Die Kinder wissen genau, wann ihr Vater Hilfe benötigt, und wann nicht. „Natürlich helfen meine Kinder mir öfter als andere Kinder ihren Vätern. Aber generell möchte ich auch erreichen, dass sie früh selbstständig werden. Sich alleine anziehen, eine Wasserflasche aufdrehen, den eigenen Teller in die Spülmaschine stellen sind Dinge, die auch Fünfjährige lernen können“, meint er. Ganz unabhängig davon, dass Papa im Rollstuhl sitzt. Was den Haushalt angeht, wird geschaut, was der Familienvater übernehmen kann. „Wer im Rollstuhl sitzt, kann halt nicht mal eben durchwischen, die Fenster putzen oder schwere Wasserkisten tragen“, erklärt Menke. Also bringt er den Müll raus, erledigt kleinere Einkäufe, regelt sämtliche Post, telefoniert mit Ämtern und hat alle technischen Geräte im Griff. „Mit der App auf meinem Smartphone kann ich so vieles steuern, das erleichtert mir das Leben enorm. Doch wehe, ich habe mal vergessen, Mineralwassernachschub über die App zu bestellen. Dann gibt es Stress mit meiner Tochter. ‚Papa, du hast deinen Job nicht gemacht!‘, sagt sie dann. Kinder sind echt schonungslos“, erzählt er und schmunzelt.

Drei Kolleginnen am Tisch im Betriebsrestaurant der DRV Westfalen.

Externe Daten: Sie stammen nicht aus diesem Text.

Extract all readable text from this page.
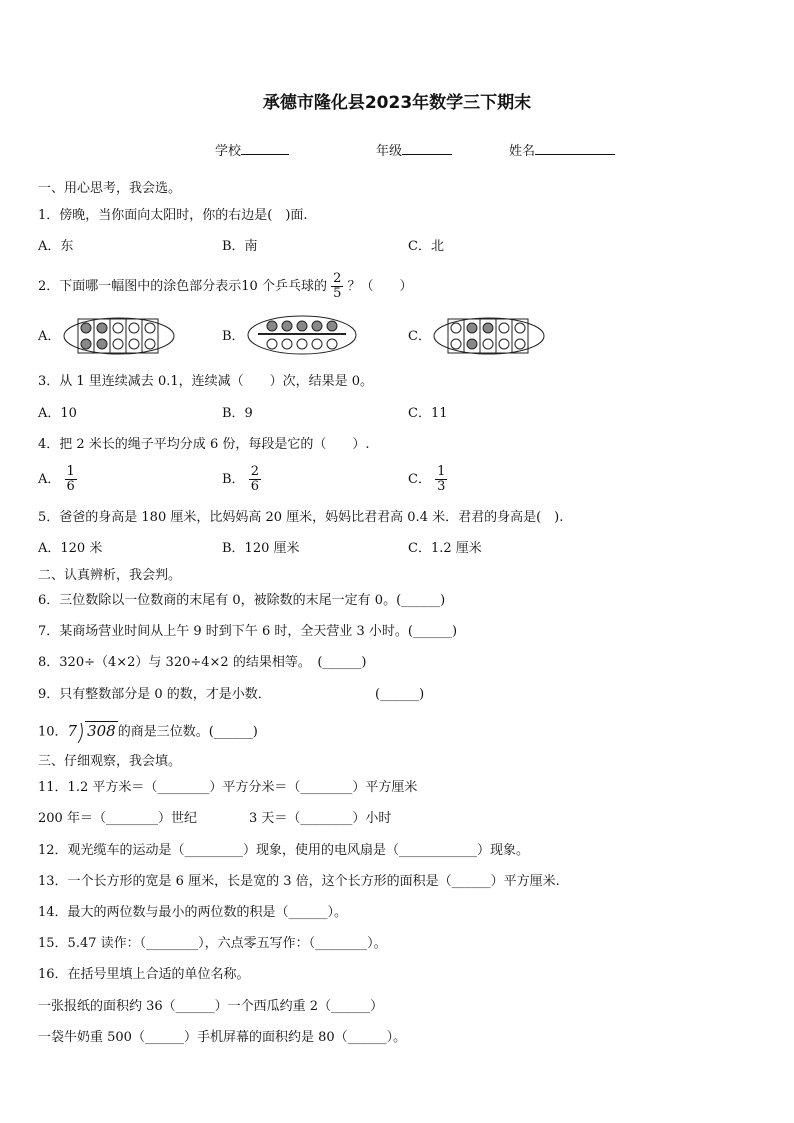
承德市隆化县2023年数学三下期末
学校	年级	姓名
一、用心思考，我会选。
1．傍晚，当你面向太阳时，你的右边是(　)面.
A．东	B．南	C．北
2．下面哪一幅图中的涂色部分表示10 个乒乓球的 $\frac{2}{5}$ ？（　　）
A．	B．	C．
3．从 1 里连续减去 0.1，连续减（　　）次，结果是 0。
A．10	B．9	C．11
4．把 2 米长的绳子平均分成 6 份，每段是它的（　　）.
A． $\frac{1}{6}$	B． $\frac{2}{6}$	C． $\frac{1}{3}$
5．爸爸的身高是 180 厘米，比妈妈高 20 厘米，妈妈比君君高 0.4 米．君君的身高是(　).
A．120 米	B．120 厘米	C．1.2 厘米
二、认真辨析，我会判。
6．三位数除以一位数商的末尾有 0，被除数的末尾一定有 0。(______)
7．某商场营业时间从上午 9 时到下午 6 时，全天营业 3 小时。(______)
8．320÷（4×2）与 320÷4×2 的结果相等。　(______)
9．只有整数部分是 0 的数，才是小数．	(______)
10．7 308 的商是三位数。(______)
三、仔细观察，我会填。
11．1.2 平方米＝（________）平方分米＝（________）平方厘米
200 年＝（________）世纪　　　　3 天＝（________）小时
12．观光缆车的运动是（_________）现象，使用的电风扇是（____________）现象。
13．一个长方形的宽是 6 厘米，长是宽的 3 倍，这个长方形的面积是（______）平方厘米.
14．最大的两位数与最小的两位数的积是（______）。
15．5.47 读作：（________），六点零五写作：（________）。
16．在括号里填上合适的单位名称。
一张报纸的面积约 36（______）一个西瓜约重 2（______）
一袋牛奶重 500（______）手机屏幕的面积约是 80（______）。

„Ich möchte so gesehen werden wie jeder andere Mann auch.“

Sebastian Menke, Mitarbeiter der DRV Westfalen

Familie ist wichtig

„Ehrlich sein, zusammenhalten – Familie ist wichtig“, betont Sebastian Menke und ergänzt: „Und mit anderen umgehen, wie man selbst behandelt werden will.“ Das geben er und seine Frau auch den Kindern mit auf den Weg. Für diese vier ist das Familienleben mit Rollstuhl ganz normal. Für andere jedoch nicht immer: „Leider wird eine sichtbare körperliche Behinderung oft gleichgesetzt mit geistiger Einschränkung. Das ist schade und ärgert mich.“ Das zeigt sich, wenn Erwachsene ihn einfach ungefragt duzen oder nur seiner Frau Fragen stellen, obwohl er daneben sitzt. Ganz anders ist das mit den Freunden der Kinder. Sie fassen den Rollstuhl an, wollen wissen, warum er ihn braucht, oder schauen einfach nur. Verwundert sind sie allerdings, wenn er in seiner Küche plötzlich aus dem Rollstuhl aufsteht, sich an der Arbeitsplatte festhält und kurz etwas erledigt. „Wenn ich mich festhalte, kann ich in der Küche ein wenig laufen und zum Beispiel das Abendbrot vorbereiten“, erläutert er. Gefreut hat Menke sich, als ein kleiner Besucher einmal meinte: „Du bist total anders als mein Papa, aber eigentlich auch total cool.“ Denn genau so möchte er gesehen werden: wie jeder andere Mann auch. Als Kollege, als Familienvater, als Mensch.

Informationen

Arbeiten mit Behinderung 

Mit Sebastian Menke arbeiten 245 Menschen mit Behinderung in der Deutschen Rentenversicherung Westfalen. Mal sichtbar, mal unsichtbar eingeschränkt.